クリニックではできるだけ静かでリラックスできる環境で採取してもらいます。採取で最も重要なのは禁欲期間。以前は5日~1週間と言われていましたが、禁欲することで数や運動率のいい精子が増えたとしても、精子のDNA の損傷が大きくなる可能性があるため、2日くらいで十分です。

また最近増えている男性不妊の原因として性機能障害があります。これは性行為に対する関心・意欲が薄れたり、能力が低下したりして、性交渉がうまくできなくなることをいい、勃起障害(ED)、射精障害などが挙げられます。若い方の場合は心理的な要因がほとんどを占めるのですが、身体的要因によって引き起こされることもあります。けっして仲が悪いわけではないのですが、夫婦生活、性交に至らないケースが増えているようです。

生活習慣を見直し、より早く検査と治療を始めましょう

精巣は体温より2~3度低い状態で機能するため、精巣を温めると機能が低下します。喫煙・長風呂・サウナ・ぴったりとした下着などはやめたほうがいいでしょう。肥満も精巣を温める原因になります。また、喫煙やストレス、体調不良なども精液所見を悪化させます。このように生活習慣の改善は、男性不妊を考えるうえでとても重要です。

不妊の約半数に関与していると考えられる男性不妊では、自覚症状を伴わないことが多いのですが、精索静脈瘤では陰囊に血管のこぶが浮き出ていることがあり、ご自身でわかることもあります。

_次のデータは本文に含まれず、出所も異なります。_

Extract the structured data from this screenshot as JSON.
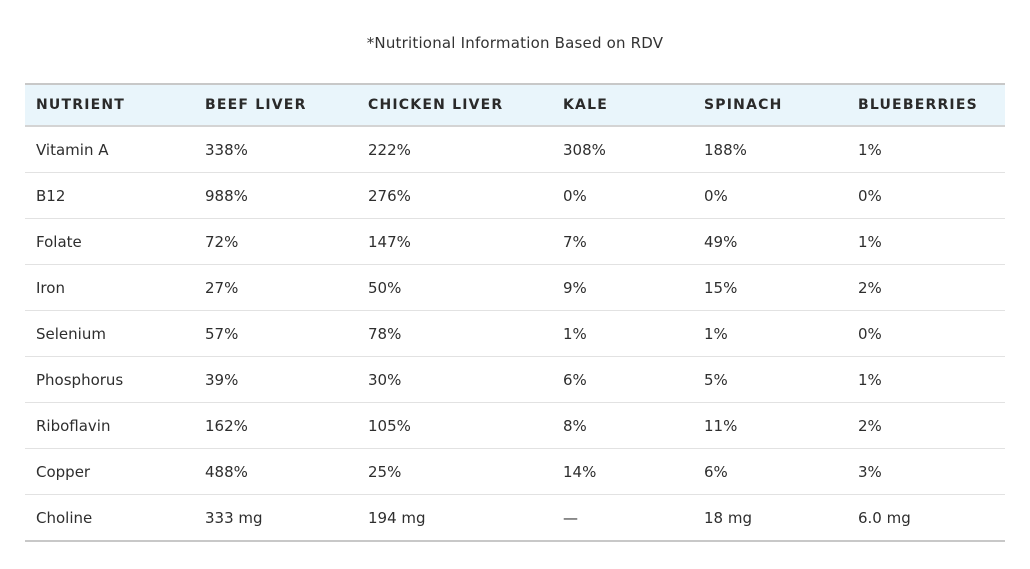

男性不妊の原因によっては、薬物治療や手術治療などで治療可能な場合もあります。たとえば精索静脈瘤は、手術で精液所見の改善を期待できる場合があります。このように要因を特定・解消して精液所見が改善することにより、不妊治療の精神的・経済的な負担が減ることがあります。なるべく早い時点で精子の精密検査を試みることをおすすめします。

男性不妊外来でできること

当院では男性のブライダルチェックで精液検査を行います。また精液所見が正常でもDNA 断片化率が高いと培養成績や治療成績に悪影響を及ぼす可能性があります。DNA 損傷のある精子と未熟な精子の割合を測定し、「精子の質」を調べる、精子DNA 断片化検査(DFI 検査)も行っています。無精子症の治療では精巣( 睾丸) から組織を採取するTESE( 精巣内精子回収法) を用いて精子を採取します。精索静脈瘤は日帰り手術が可能です。不妊治療は多くの方が不安や悩みを抱えています。性行為自体が難しいといった相談にも応じています。